Soon after the excitement of Mardi Gras is over, Louisiana residents will be facing tax season. Many life changes impact our taxes — getting married, buying a home, having a child and, of course, divorce.
If this your first year filing your taxes since your separation or divorce, there are some important factors that you need to consider. The last thing that you need after a marital break-up is to have to deal with the Internal Revenue Service.
If you always relied on your spouse to handle the taxes, it’s wise to go to a tax professional. Even if you’ve been the one doing the taxes and consider yourself an adept do-it-yourselfer, during this transitional time, it may be worthwhile to let a professional help you this year.
Here are some of the key tax issues you’ll face after a divorce:
— Filing Status: This will depend on when your divorce became final (or if it has). If it was not finalized by the end of last year, you need to file as married filing separately or married filing jointly. If it became final any time last year, you need to file as single or head of household, depending on the situation.

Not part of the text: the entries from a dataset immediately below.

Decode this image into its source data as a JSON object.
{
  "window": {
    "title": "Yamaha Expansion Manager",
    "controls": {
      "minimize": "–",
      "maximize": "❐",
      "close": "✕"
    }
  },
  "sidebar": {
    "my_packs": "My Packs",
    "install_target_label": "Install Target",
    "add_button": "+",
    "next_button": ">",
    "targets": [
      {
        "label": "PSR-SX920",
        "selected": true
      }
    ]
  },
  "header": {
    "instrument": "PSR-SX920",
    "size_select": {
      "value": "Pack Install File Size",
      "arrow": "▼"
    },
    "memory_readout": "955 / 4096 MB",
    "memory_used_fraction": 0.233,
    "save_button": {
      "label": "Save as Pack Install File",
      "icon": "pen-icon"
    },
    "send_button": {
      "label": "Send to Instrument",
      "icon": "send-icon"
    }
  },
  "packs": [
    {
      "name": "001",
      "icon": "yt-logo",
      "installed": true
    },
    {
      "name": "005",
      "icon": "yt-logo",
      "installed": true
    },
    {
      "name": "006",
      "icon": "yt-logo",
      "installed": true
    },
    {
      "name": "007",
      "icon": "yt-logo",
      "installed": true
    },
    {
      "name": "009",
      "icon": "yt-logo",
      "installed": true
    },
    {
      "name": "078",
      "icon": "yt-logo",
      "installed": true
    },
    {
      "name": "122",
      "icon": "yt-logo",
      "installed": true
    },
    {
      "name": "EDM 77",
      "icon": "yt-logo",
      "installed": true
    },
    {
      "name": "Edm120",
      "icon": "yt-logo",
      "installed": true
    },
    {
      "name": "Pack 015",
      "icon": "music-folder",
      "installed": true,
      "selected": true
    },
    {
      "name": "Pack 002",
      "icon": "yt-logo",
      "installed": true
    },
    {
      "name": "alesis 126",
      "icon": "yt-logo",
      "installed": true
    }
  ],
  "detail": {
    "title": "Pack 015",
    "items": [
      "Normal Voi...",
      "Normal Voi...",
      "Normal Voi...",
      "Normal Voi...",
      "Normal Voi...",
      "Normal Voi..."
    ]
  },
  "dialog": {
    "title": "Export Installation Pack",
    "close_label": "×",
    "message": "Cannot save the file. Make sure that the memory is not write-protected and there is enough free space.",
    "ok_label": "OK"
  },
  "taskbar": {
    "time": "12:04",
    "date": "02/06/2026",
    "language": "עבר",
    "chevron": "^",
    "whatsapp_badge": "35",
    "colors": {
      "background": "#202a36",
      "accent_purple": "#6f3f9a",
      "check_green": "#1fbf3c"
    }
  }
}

— Alimony: If you’re the one paying alimony, it’s tax deductible. If you’re receiving it, you need to include it under income because it is taxable. Note that child support payments are neither deductible for the person paying or considered taxable income for the recipient.
— Child Dependents: Only one parent can claim a child as a tax exemption. Usually it’s the parent with primary custody. However, in some cases a couple will agree during the divorce for the non-custodial parents to claim this exemption in order to help them financially.
Many couples consult a tax or financial advisor during the divorce proceedings to help prevent confusion and unwanted tax issues later. Even though the two of you have gone your separate ways, you may be joined in some way during tax season, at least for awhile.